Good sense, that fountain of the muse's art,
Let the rich page of Socrates impart;
And if the mind with clear conception glow,
The willing words in just expressions flow.
FRANCIS'S HORACE.
[d] Epicurus made frequent use of the rhetorical figure called exclamation; and in his life, by Diogenes Lærtius, we find a variety of instances. It is for that manner of giving animation to a discourse that Epicurus is mentioned in the Dialogue. For the rest, Quintilian tells us what to think of him. Epicurus, he says, dismisses the orator from his school, since he advises his pupil to pay no regard to science or to method. Epicurus imprimis nos a se ipse dimittit, qui fugere omnem disciplinam navigatione quam velocissima jubet. Lib. xii. cap. 2. Metrodorus was the favourite disciple of Epicurus. Brotier says that a statue of the master and the scholar, with their heads joined together, was found at Rome in the year 1743.
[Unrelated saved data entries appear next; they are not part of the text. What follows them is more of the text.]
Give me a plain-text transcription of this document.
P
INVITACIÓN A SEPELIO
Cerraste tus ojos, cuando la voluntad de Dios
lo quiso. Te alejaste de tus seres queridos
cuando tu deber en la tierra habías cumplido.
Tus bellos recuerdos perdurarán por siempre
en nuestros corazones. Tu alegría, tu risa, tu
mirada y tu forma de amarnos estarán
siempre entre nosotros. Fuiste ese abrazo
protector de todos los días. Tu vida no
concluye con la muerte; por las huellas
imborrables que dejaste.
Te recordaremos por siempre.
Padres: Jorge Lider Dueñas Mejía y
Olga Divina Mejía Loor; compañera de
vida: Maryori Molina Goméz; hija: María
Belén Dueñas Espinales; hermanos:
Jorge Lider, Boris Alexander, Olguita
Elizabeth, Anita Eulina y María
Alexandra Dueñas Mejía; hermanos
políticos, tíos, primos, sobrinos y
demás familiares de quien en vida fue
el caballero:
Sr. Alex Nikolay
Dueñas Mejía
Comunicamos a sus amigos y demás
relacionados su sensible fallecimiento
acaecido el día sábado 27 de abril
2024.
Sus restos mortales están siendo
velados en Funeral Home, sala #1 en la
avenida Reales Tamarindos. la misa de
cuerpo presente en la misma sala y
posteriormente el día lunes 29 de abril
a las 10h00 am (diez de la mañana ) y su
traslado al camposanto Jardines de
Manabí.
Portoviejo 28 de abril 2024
It is worthy of notice, that except the stoics, who, without aiming at elegance of language, argued closely and with vigour, Quintilian proscribes the remaining sects of philosophers. Aristippus, he says, placed his summum bonum in bodily pleasure, and therefore could be no friend to the strict regimen of the accomplished orator. Much less could Pyrrho be of use, since he doubted whether there was any such thing in existence as the judges before whom the cause must be pleaded. To him the party accused, and the senate, were alike non-entities. Neque vero Aristippus, summum in voluptate corpora bonum ponens, ad hunc nos laborem adhortetur. Pyrrho quidem, quas in hoc opere partes habere potest? cui judices esse apud quos verba faciat, et reum pro quo loquatur, et senatum, in quo sit dicenda sententia, non liquebat. Quintil. lib. xii. cap. 2.
Section XXXII.
[a] We are told by Quintilian, that Demosthenes, the great orator of Greece, was an assiduous hearer of Plato: Constat Demosthenem, principem omnium Græciæ oratorum, dedisse operam Platoni. Lib. xii. cap. 2. And Cicero expressly says, that, if he might venture to call himself an orator, he was made so, not by the manufacture of the schools of rhetoric, but in the walks of the Academy. Fateor me oratorem, si modo sim, aut etiam quicumque sim, non ex rhetorum officinis, sed ex Academiæ spatiis extitisse. Ad Brutum Orator, s. 12.